Finnish political satire television series

Ihmisten puolue was a Finnish political satire television series that was broadcast on Yle TV1 from 30 August 2008 to 29 May 2010. The series was produced by Filmiteollisuus. It was directed by Atte Järvinen and written by Järvinen and Reino Portimo.

== Premise ==

Ihmisten puolue features a fictional Finnish party called Ihmisten puolue (literally "The Humans' Party"). The party is very small and does not have any seats in the Parliament of Finland or in municipal councils. Five members of the party gather weekly to discuss current topics and to decide the party's stance on them.

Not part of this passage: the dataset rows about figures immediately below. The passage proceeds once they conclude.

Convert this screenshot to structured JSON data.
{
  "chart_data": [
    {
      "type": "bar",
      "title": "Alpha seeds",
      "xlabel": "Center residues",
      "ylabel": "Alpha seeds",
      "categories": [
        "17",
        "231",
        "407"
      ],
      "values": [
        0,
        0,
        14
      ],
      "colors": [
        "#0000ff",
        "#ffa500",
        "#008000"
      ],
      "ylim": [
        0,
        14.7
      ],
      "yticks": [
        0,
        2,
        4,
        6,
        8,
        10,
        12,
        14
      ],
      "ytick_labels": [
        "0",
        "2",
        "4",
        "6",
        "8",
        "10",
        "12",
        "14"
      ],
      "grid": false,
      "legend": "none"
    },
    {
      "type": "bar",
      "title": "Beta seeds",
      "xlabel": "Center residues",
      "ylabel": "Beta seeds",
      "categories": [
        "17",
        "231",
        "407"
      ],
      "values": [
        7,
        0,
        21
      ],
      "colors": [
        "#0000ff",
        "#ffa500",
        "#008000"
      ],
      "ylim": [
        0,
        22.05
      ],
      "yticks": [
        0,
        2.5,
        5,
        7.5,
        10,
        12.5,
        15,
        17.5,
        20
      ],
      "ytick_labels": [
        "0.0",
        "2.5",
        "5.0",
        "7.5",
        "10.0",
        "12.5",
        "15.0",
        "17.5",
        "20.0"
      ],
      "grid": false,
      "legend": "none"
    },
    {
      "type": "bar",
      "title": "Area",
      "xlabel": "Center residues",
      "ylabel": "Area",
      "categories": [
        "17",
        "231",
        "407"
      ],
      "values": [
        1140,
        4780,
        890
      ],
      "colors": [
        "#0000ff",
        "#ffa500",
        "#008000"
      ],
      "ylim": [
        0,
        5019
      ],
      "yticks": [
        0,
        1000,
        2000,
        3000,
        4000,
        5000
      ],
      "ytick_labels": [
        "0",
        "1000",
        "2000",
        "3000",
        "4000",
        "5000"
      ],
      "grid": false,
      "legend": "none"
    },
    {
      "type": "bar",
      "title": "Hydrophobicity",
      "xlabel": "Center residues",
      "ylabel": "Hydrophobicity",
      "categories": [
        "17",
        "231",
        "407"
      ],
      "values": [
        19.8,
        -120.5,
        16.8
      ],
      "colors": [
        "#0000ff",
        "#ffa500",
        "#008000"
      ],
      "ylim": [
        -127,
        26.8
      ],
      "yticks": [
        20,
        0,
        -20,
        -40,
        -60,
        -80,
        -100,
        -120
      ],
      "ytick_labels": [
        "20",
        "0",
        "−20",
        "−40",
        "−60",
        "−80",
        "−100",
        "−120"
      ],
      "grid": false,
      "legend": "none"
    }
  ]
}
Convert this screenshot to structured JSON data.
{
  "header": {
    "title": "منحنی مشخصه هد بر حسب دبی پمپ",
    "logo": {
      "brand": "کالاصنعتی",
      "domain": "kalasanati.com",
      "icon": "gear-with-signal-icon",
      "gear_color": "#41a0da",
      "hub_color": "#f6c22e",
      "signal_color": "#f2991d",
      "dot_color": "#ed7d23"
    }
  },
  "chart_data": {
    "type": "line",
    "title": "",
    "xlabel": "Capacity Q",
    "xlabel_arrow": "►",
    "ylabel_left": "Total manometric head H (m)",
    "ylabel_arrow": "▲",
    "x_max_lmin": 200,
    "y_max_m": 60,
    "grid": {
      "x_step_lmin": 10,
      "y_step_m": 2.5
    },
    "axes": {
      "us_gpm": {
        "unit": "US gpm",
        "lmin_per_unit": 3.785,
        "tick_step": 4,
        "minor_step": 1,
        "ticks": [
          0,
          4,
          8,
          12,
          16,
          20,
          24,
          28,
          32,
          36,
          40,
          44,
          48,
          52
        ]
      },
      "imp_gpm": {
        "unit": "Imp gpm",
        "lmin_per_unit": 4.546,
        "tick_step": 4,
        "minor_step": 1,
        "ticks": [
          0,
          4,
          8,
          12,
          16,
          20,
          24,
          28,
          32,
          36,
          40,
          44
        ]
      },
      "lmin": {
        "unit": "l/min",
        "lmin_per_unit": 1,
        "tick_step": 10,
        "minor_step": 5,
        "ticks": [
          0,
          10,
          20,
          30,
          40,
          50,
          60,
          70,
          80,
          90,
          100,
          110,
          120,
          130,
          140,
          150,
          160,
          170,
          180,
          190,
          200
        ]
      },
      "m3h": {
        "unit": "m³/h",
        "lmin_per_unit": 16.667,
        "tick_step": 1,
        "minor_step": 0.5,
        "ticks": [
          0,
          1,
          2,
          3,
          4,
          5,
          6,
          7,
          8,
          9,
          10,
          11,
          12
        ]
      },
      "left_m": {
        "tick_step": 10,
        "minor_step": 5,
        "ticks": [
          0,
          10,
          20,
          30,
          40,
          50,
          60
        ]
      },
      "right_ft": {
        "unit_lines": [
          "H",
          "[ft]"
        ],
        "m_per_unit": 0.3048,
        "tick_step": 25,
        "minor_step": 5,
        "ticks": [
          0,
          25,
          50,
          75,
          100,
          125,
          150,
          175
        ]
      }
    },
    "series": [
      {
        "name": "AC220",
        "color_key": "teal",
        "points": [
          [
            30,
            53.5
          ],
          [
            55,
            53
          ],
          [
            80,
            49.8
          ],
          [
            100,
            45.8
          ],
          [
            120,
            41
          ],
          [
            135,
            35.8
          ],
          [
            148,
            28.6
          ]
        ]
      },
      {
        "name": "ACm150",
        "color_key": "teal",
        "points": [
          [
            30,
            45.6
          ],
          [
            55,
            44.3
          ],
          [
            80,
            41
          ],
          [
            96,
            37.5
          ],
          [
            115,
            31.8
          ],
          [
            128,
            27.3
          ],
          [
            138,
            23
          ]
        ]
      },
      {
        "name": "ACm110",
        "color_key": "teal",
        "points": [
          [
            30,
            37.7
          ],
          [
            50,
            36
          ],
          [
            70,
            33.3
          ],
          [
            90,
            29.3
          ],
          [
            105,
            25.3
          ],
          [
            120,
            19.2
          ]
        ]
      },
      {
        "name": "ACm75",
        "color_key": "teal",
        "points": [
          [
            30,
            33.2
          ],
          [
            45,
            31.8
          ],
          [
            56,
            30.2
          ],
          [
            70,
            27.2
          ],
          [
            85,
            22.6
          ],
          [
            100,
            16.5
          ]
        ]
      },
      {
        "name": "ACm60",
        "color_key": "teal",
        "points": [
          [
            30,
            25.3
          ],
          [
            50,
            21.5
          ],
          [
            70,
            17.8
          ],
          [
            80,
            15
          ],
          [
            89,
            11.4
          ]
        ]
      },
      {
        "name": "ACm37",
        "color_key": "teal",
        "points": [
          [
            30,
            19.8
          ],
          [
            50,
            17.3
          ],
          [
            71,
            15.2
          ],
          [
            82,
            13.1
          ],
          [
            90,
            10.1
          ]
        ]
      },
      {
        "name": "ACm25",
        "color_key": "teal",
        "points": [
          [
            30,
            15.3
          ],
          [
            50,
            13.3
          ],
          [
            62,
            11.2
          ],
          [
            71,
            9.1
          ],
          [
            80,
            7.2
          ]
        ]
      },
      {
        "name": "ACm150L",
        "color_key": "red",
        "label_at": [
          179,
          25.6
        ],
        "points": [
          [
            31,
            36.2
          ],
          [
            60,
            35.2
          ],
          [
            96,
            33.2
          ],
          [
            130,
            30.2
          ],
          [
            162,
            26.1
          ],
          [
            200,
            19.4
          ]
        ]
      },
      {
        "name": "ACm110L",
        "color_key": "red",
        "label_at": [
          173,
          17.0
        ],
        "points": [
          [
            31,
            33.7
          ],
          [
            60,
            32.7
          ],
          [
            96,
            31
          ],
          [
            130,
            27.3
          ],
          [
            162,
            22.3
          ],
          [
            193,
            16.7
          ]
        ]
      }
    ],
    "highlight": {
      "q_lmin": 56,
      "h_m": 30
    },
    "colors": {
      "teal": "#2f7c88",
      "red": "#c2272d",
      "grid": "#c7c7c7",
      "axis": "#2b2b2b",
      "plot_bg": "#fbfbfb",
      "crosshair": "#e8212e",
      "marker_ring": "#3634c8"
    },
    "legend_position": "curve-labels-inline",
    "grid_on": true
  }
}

The party members usually argue about everything because their opinions differ wildly from one another.

== Cast ==

Members of the party were portrayed by the following actors:
- Taneli Mäkelä as Tapani "Tapsa" Riihimäki, a diplomi-insinööri and the weak-willed leader of the party. Whenever a discussion gets out of hand, he tries—usually in vain—to rein it back in. He sometimes takes it upon himself to make decisions despite the others' objections.
- Mari Perankoski as Päivi Teittinen, a spirited, impulsive karaoke DJ. Her suggestions are usually outlandish and impractical, but she still manages to get the others on her side, much to Tapsa's dismay. She and Topi-Petteri are heavily implied to have feelings for one another, but neither of them is willing to admit it.
- Asko Sahlman as Hannes Säkkijärvi, a left-wing offset printer. He's often at odds with Topi-Petteri, who's on the other end of the political spectrum.
- Kari Hietalahti as Topi-Petteri Saikkonen, a right-wing entrepreneur. Since he and Hannes have clashing political views, the two often lock horns. Topi-Petteri is often the first to side with Päivi in discussions; it is also implied from time to time that the two have feelings for each other.
- Kaija Pakarinen as Regina Mälkki, a kind-hearted masseuse who is easily influenced by the other party members. She has a seven-year-old son, Jusu-Petteri, whom she loves to brag about.

== Awards ==

Ihmisten puolue won a Venla Award for the best entertainment program in 2009 and a Kultainen Venla Award for the best entertainment and music program in 2010.